Sonics success led to an extensive media franchise, with the first of many sequels, Sonic the Hedgehog 2, released the following year. It has generated dozens of additional games and a large cast of recurring characters, keeping Sonic and Robotnik (later renamed as Eggman) mainstays, and continued beyond Sega's exit from the console industry after the Dreamcast. The series has ventured from platformers to fighting, racing, role-playing, and sports games, and also expanded into anime, manga, cartoons comic books, novels, and toys.

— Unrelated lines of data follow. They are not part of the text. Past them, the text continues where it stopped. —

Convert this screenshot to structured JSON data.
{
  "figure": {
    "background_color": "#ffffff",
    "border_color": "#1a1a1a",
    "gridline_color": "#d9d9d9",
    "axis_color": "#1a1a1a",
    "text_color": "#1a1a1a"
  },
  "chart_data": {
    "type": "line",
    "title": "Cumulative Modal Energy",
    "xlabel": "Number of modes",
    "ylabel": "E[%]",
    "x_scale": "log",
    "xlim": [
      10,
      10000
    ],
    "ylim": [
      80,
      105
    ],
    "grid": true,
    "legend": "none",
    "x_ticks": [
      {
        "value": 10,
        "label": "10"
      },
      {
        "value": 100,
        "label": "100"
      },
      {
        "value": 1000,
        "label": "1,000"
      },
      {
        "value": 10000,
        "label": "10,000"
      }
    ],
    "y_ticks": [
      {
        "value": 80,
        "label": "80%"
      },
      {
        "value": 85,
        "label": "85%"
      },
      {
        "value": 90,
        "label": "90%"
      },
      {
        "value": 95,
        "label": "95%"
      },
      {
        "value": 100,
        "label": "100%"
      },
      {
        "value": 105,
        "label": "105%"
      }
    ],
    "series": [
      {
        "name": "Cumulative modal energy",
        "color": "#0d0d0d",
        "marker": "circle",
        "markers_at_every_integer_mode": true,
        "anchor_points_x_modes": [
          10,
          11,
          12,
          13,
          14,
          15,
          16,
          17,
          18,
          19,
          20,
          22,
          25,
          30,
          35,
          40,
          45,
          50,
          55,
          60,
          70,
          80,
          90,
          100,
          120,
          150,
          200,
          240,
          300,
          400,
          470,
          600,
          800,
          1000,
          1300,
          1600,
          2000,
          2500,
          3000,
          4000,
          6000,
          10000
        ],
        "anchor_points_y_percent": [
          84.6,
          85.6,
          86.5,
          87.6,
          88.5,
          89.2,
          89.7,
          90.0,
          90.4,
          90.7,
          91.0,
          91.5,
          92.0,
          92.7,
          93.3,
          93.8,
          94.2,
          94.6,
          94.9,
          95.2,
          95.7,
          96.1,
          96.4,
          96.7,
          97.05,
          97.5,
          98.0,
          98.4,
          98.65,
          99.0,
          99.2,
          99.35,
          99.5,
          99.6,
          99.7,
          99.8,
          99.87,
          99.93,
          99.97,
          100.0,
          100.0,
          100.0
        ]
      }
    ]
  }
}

Sonic the Hedgehog is one of the best-selling video game franchises of all time, with over 140 million copies sold or downloaded worldwide across consoles, PC's, mobile phones, and tablets by May 2014. The game's first level, Green Hill Zone, has been featured in later games such as Sonic Adventure 2, Sonic Generations, Sonic Mania, Sonic Forces, and the Super Smash Bros. series.

The game inspired a number of unofficial variants, including Somari, a pirated Nintendo Entertainment System conversion featuring Nintendo's Mario character in levels from the original Sonic game, Sonic the Hedgehog Megamix, a total conversion mod of the original game, and Sonic 1 Boomed, a ROM hack which implements Sonic's redesign from the Sonic Boom animated series.

An incomplete prototype build of the game was leaked and released by Hidden Palace on January 1, 2021.